This site is now read-only. You can find our new documentation site and support forum for posting questions here.
Be sure to read our welcome blog!
GATK 3.2-2 N+1 HaplotypeCaller missing Alt alleles
I've been look at variant calling with the 3.2-2 version of the GATK HaplotypeCaller and it is failing to record high quality alternative alleles in the GVCF file.
In the attached IGV screenshot I'm looking at a in 3 individuals (from the top) grandsire, dam & child. As you can see they all clearly show a Heterozygous site GS 5 alt BQ26-29, Dam 7 Alt BQ27-31, Child 10 alt BQ26-33 however GATK has only called a variant for the Child and Dam. The GS though it has 5 alt & 9 ref is called Ref/Ref with an AD of 14,0 when it should be 9,5.

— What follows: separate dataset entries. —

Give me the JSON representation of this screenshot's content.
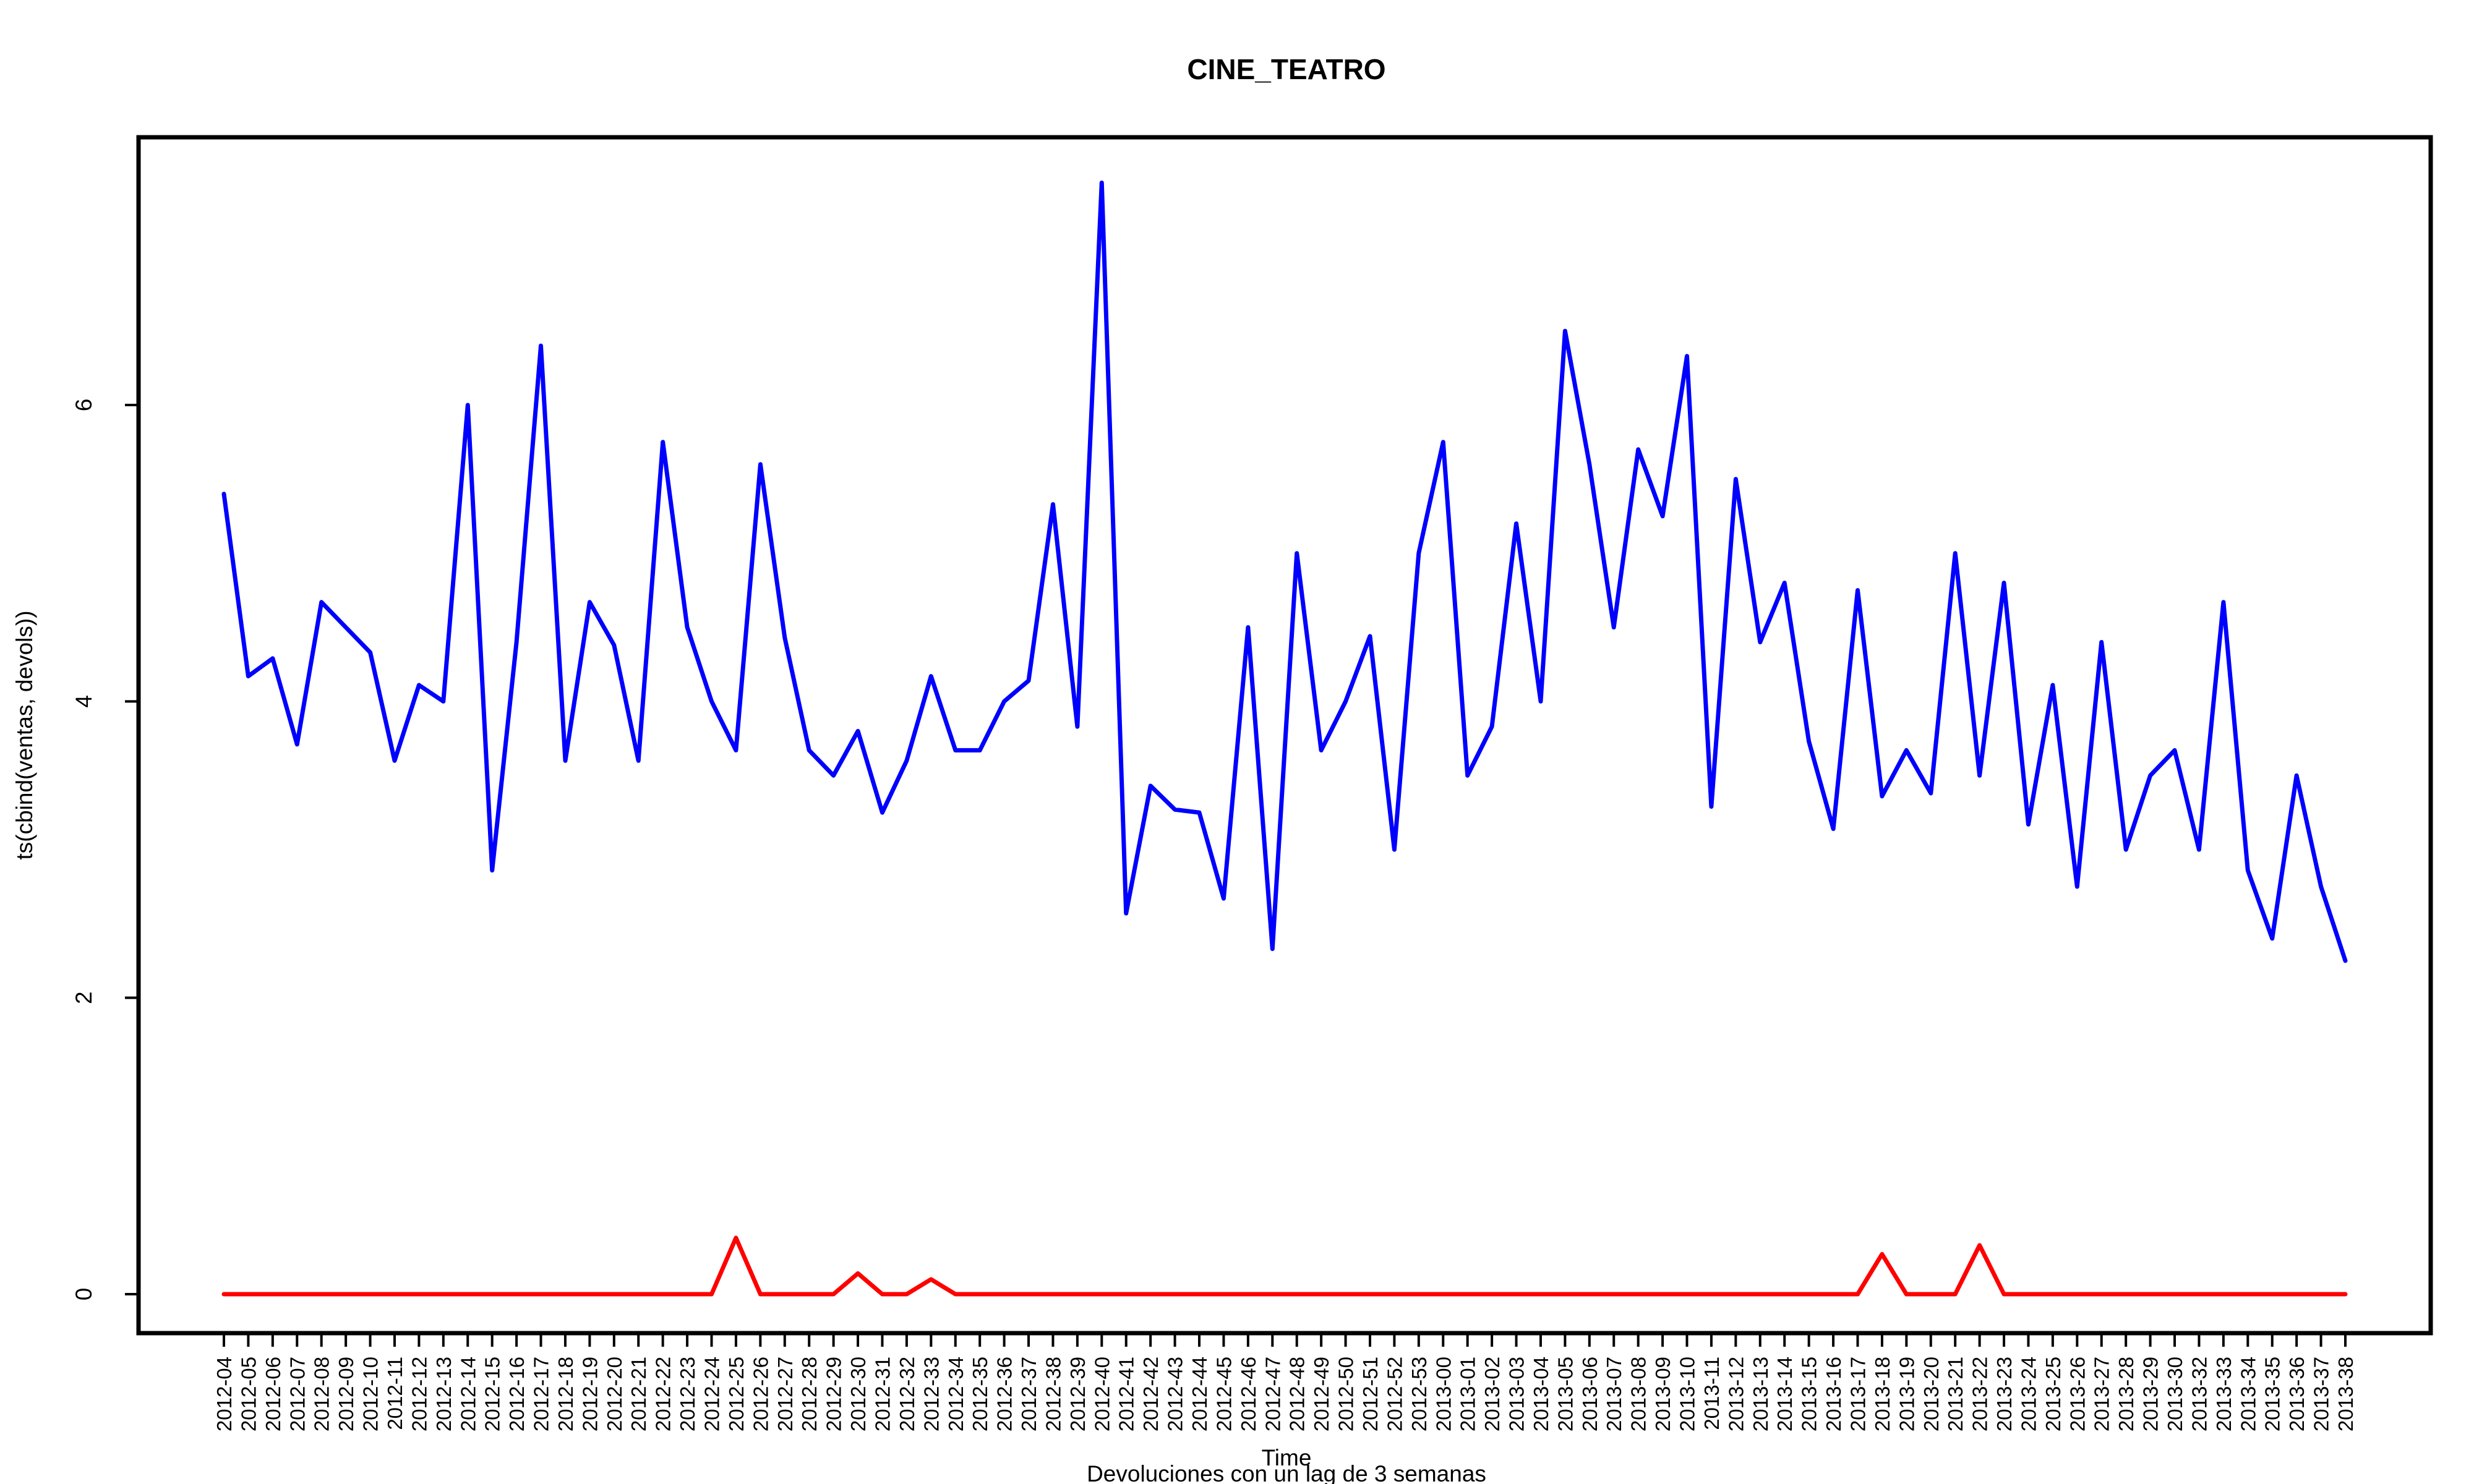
{
  "chart_data": {
    "type": "line",
    "title": "CINE_TEATRO",
    "xlabel": "Time",
    "ylabel": "ts(cbind(ventas, devols))",
    "subtitle": "Devoluciones con un lag de 3 semanas",
    "ylim": [
      -0.3,
      7.8
    ],
    "yticks": [
      0,
      2,
      4,
      6
    ],
    "grid": false,
    "colors": {
      "ventas": "#0000ff",
      "devols": "#ff0000"
    },
    "categories": [
      "2012-04",
      "2012-05",
      "2012-06",
      "2012-07",
      "2012-08",
      "2012-09",
      "2012-10",
      "2012-11",
      "2012-12",
      "2012-13",
      "2012-14",
      "2012-15",
      "2012-16",
      "2012-17",
      "2012-18",
      "2012-19",
      "2012-20",
      "2012-21",
      "2012-22",
      "2012-23",
      "2012-24",
      "2012-25",
      "2012-26",
      "2012-27",
      "2012-28",
      "2012-29",
      "2012-30",
      "2012-31",
      "2012-32",
      "2012-33",
      "2012-34",
      "2012-35",
      "2012-36",
      "2012-37",
      "2012-38",
      "2012-39",
      "2012-40",
      "2012-41",
      "2012-42",
      "2012-43",
      "2012-44",
      "2012-45",
      "2012-46",
      "2012-47",
      "2012-48",
      "2012-49",
      "2012-50",
      "2012-51",
      "2012-52",
      "2012-53",
      "2013-00",
      "2013-01",
      "2013-02",
      "2013-03",
      "2013-04",
      "2013-05",
      "2013-06",
      "2013-07",
      "2013-08",
      "2013-09",
      "2013-10",
      "2013-11",
      "2013-12",
      "2013-13",
      "2013-14",
      "2013-15",
      "2013-16",
      "2013-17",
      "2013-18",
      "2013-19",
      "2013-20",
      "2013-21",
      "2013-22",
      "2013-23",
      "2013-24",
      "2013-25",
      "2013-26",
      "2013-27",
      "2013-28",
      "2013-29",
      "2013-30",
      "2013-32",
      "2013-33",
      "2013-34",
      "2013-35",
      "2013-36",
      "2013-37",
      "2013-38"
    ],
    "series": [
      {
        "values": [
          5.4,
          4.17,
          4.29,
          3.71,
          4.67,
          4.5,
          4.33,
          3.6,
          4.11,
          4.0,
          6.0,
          2.86,
          4.4,
          6.4,
          3.6,
          4.67,
          4.38,
          3.6,
          5.75,
          4.5,
          4.0,
          3.67,
          5.6,
          4.43,
          3.67,
          3.5,
          3.8,
          3.25,
          3.6,
          4.17,
          3.67,
          3.67,
          4.0,
          4.14,
          5.33,
          3.83,
          7.5,
          2.57,
          3.43,
          3.27,
          3.25,
          2.67,
          4.5,
          2.33,
          5.0,
          3.67,
          4.0,
          4.44,
          3.0,
          5.0,
          5.75,
          3.5,
          3.83,
          5.2,
          4.0,
          6.5,
          5.6,
          4.5,
          5.7,
          5.25,
          6.33,
          3.29,
          5.5,
          4.4,
          4.8,
          3.73,
          3.14,
          4.75,
          3.36,
          3.67,
          3.38,
          5.0,
          3.5,
          4.8,
          3.17,
          4.11,
          2.75,
          4.4,
          3.0,
          3.5,
          3.67,
          3.0,
          4.67,
          2.86,
          2.4,
          3.5,
          2.75,
          2.25
        ]
      },
      {
        "values": [
          0,
          0,
          0,
          0,
          0,
          0,
          0,
          0,
          0,
          0,
          0,
          0,
          0,
          0,
          0,
          0,
          0,
          0,
          0,
          0,
          0,
          0.38,
          0,
          0,
          0,
          0,
          0.14,
          0,
          0,
          0.1,
          0,
          0,
          0,
          0,
          0,
          0,
          0,
          0,
          0,
          0,
          0,
          0,
          0,
          0,
          0,
          0,
          0,
          0,
          0,
          0,
          0,
          0,
          0,
          0,
          0,
          0,
          0,
          0,
          0,
          0,
          0,
          0,
          0,
          0,
          0,
          0,
          0,
          0,
          0.27,
          0,
          0,
          0,
          0.33,
          0,
          0,
          0,
          0,
          0,
          0,
          0,
          0,
          0,
          0,
          0,
          0,
          0,
          0,
          0
        ]
      }
    ]
  }
}
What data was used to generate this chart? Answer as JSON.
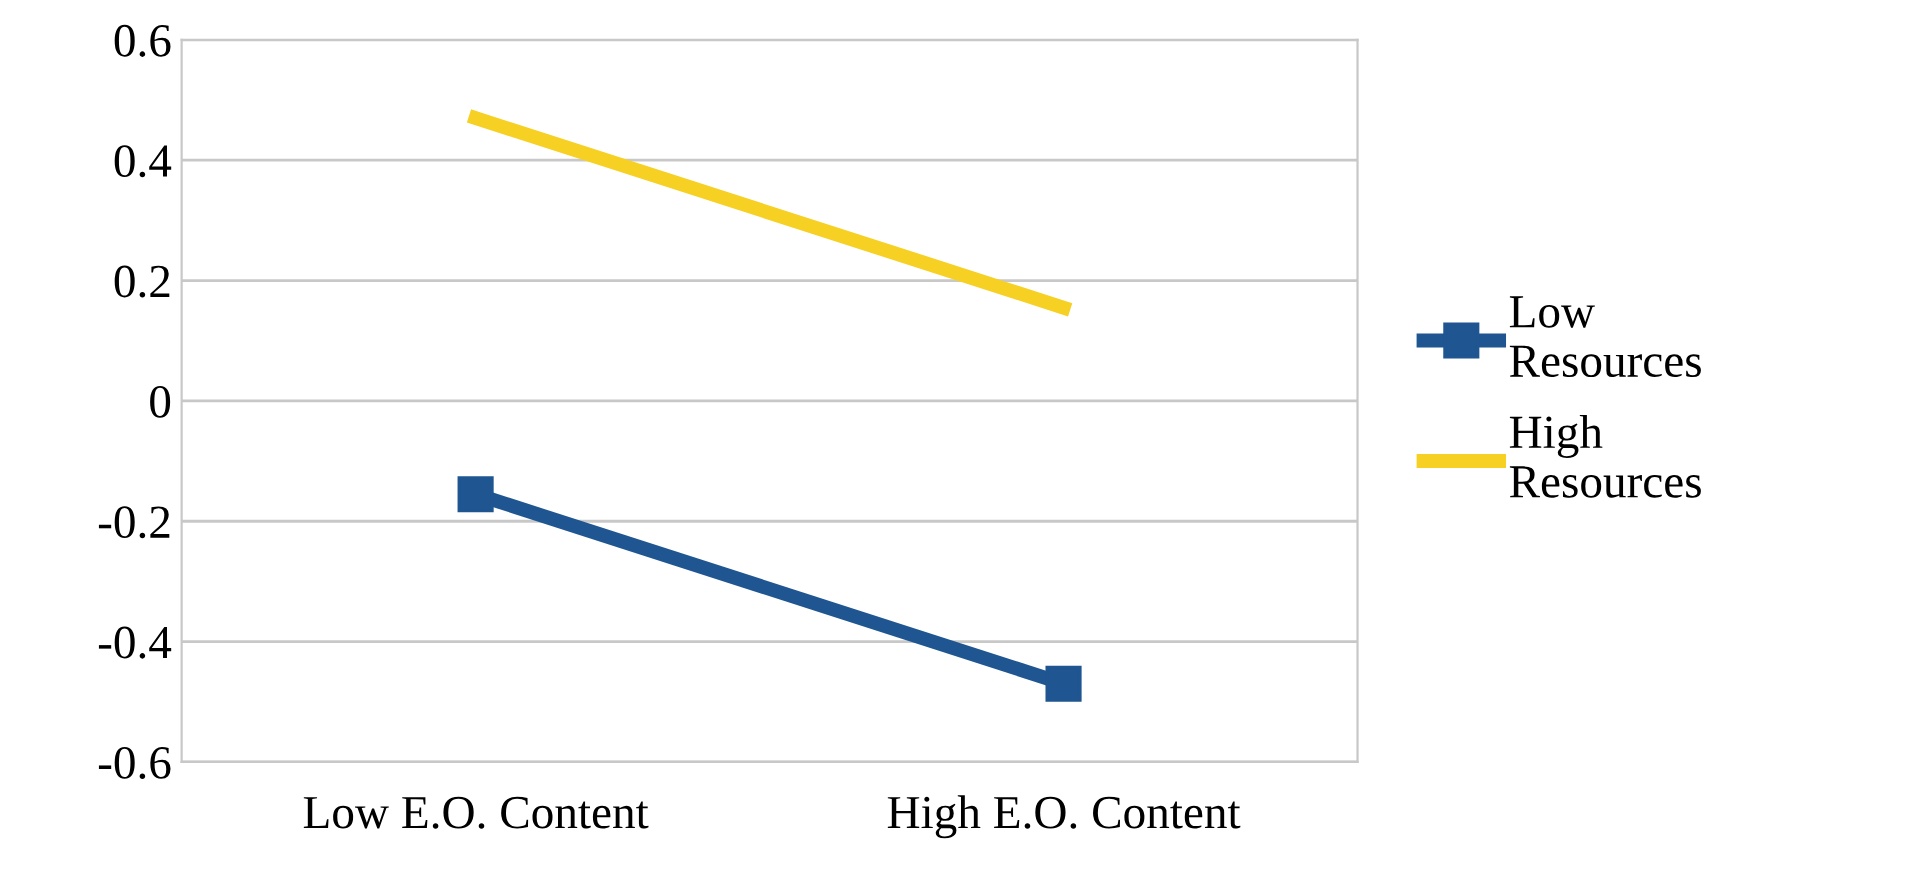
{
  "chart_data": {
    "type": "line",
    "categories": [
      "Low E.O. Content",
      "High E.O. Content"
    ],
    "series": [
      {
        "name": "Low Resources",
        "color": "#1f5591",
        "values": [
          -0.155,
          -0.47
        ],
        "marker": "square"
      },
      {
        "name": "High Resources",
        "color": "#f7d024",
        "values": [
          0.47,
          0.155
        ],
        "marker": "none"
      }
    ],
    "ylim": [
      -0.6,
      0.6
    ],
    "yticks": [
      -0.6,
      -0.4,
      -0.2,
      0,
      0.2,
      0.4,
      0.6
    ],
    "grid": "y",
    "legend": "right",
    "line_style": "solid"
  }
}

When I extract the site from the GVCF file I see this:
chr1 9590826 . T <NON_REF> . . END=9590826 GT:DP:GQ:MIN_DP:PL 0/0:14:0:14:0,0,142
For some reason the HC GVCF has failed to recognise the 5 alt alleles and instead reported 15 Ref, with a PL of 0,0,142 (so it knows something is wrong). If I look at the GVCF record for the dam & child they are correct:
chr1 9590826 rs380224633 T A,<NON_REF> 215.18 . BaseQRankSum=-0.996;ClippingRankSum=-1.630;DB;DP=18;MLEAC=1,0;MLEAF=0.500,0.00;MQ=60.00;MQ0=0;MQRankSum=-1.721;ReadPosRankSum=2.174 GT:AD:DP:GQ:PL:SB 0/1:11,7,0:18:99:235,0,428,268,449,717:5,6,5,2 chr1 9590826 rs380224633 T A,<NON_REF> 334.18 . BaseQRankSum=-0.033;ClippingRankSum=-0.429;DB;DP=23;MLEAC=1,0;MLEAF=0.500,0.00;MQ=60.00;MQ0=0;MQRankSum=-1.154;ReadPosRankSum=-0.692 GT:AD:DP:GQ:PL:SB 0/1:12,10,0:22:99:354,0,421,390,451,841:8,4,2,8
I've seen several dozen cases like this in the last 20mins. Is this a known bug or do you need data to replicate it?